What Is The Paleolithic Diet?

The Paleolithic Diet is, rather unlike the name suggests, a modern nutritional approach to eating, also known as the Paleo Diet or Paleodiet.

This Caveman diet or Stone age diet harks back to the time when man was a hunter gatherer and ate that way; a presumably healthier diet than we eat today.

Though it is a paradoxical term the Contemporary Paleolithic diet consists of what modern man presumes may have been the diet of our predecessors. It includes things that hunter gatherer communities may typically have consumed, such as meat, fish, vegetables, fruit, nuts and roots as well.

Since prehistoric man lived a nomadic existence rather than a settled agrarian lifestyle, cultivated crops such as legumes would not have been part of the diet; obviously neither would processed foods, refined oil, sugar, salt and dairy.

The proponents for this diet which was conceived and popularized by gastroenterologist Walter L. Voegtlin argue that though human societies have evolved away from this basic diet pattern, human genetics have not.

The argument in favor of the Paleolithic diet is that humans are still genetically adapted to the diet of our cave dwelling ancestors and that this diet is therefore ideal for us. The argument in favor of this diet is also that it is free from the “diseases of affluence” that modern societies struggle to cope with.

It is certainly true that many of the modern diseases such as obesity, cardiovascular disease and type 2 diabetes and hypertension owe themselves only to modern diet and lifestyles.

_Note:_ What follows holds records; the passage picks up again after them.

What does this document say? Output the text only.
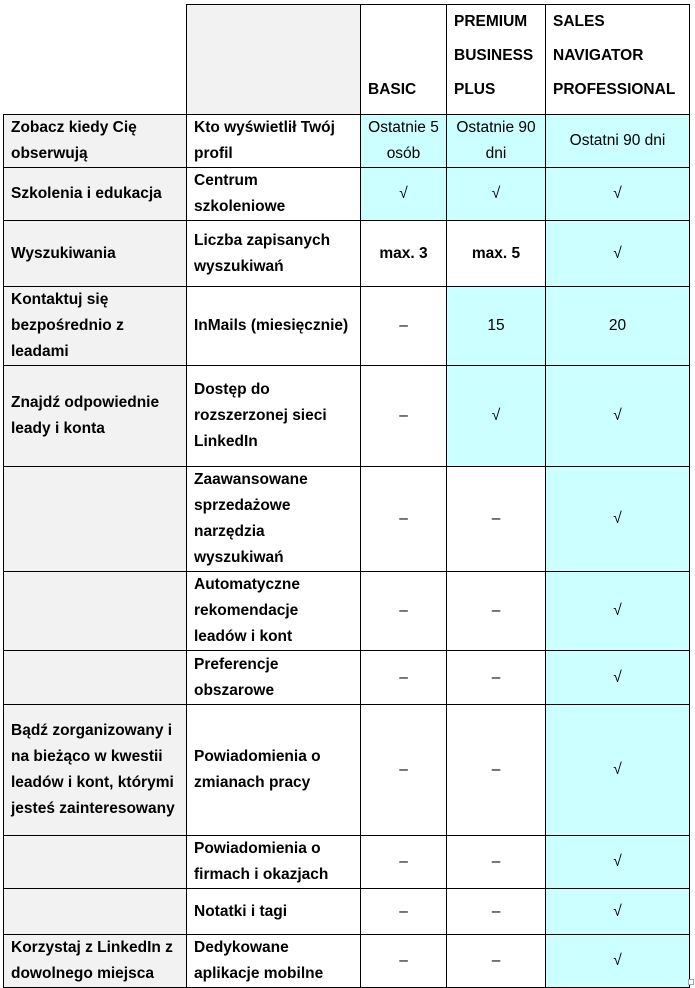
		BASIC	PREMIUM BUSINESS PLUS	SALES NAVIGATOR PROFESSIONAL
Zobacz kiedy Cię obserwują	Kto wyświetlił Twój profil	Ostatnie 5 osób	Ostatnie 90 dni	Ostatni 90 dni
Szkolenia i edukacja	Centrum szkoleniowe	√	√	√
Wyszukiwania	Liczba zapisanych wyszukiwań	max. 3	max. 5	√
Kontaktuj się bezpośrednio z leadami	InMails (miesięcznie)	–	15	20
Znajdź odpowiednie leady i konta	Dostęp do rozszerzonej sieci LinkedIn	–	√	√
	Zaawansowane sprzedażowe narzędzia wyszukiwań	–	–	√
	Automatyczne rekomendacje leadów i kont	–	–	√
	Preferencje obszarowe	–	–	√
Bądź zorganizowany i na bieżąco w kwestii leadów i kont, którymi jesteś zainteresowany	Powiadomienia o zmianach pracy	–	–	√
	Powiadomienia o firmach i okazjach	–	–	√
	Notatki i tagi	–	–	√
Korzystaj z LinkedIn z dowolnego miejsca	Dedykowane aplikacje mobilne	–	–	√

In fact 70% of what modern man consumes comes from industrial era food such as dairy products, refined sugars and oil, alcohol and processed cereals which is not what our bodies have evolved to eat.

Many nutritionists and anthropologists however do offer several arguments against the Paleolithic diet; many others including the National Health Service of England as well as the American Dietetic Association dismiss this as a fad diet.

Many experts dispute the existence of such a diet in prehistoric times failing to find sufficient evidence to support the claims of supporters.

The other argument against the Paleolithic diet is that it does not provide enough health benefits and poses healthy risks instead since it is not likely to reflect authentic features of prehistoric man’s diet. Further this may not be a healthy or practical for many of us, it is argued.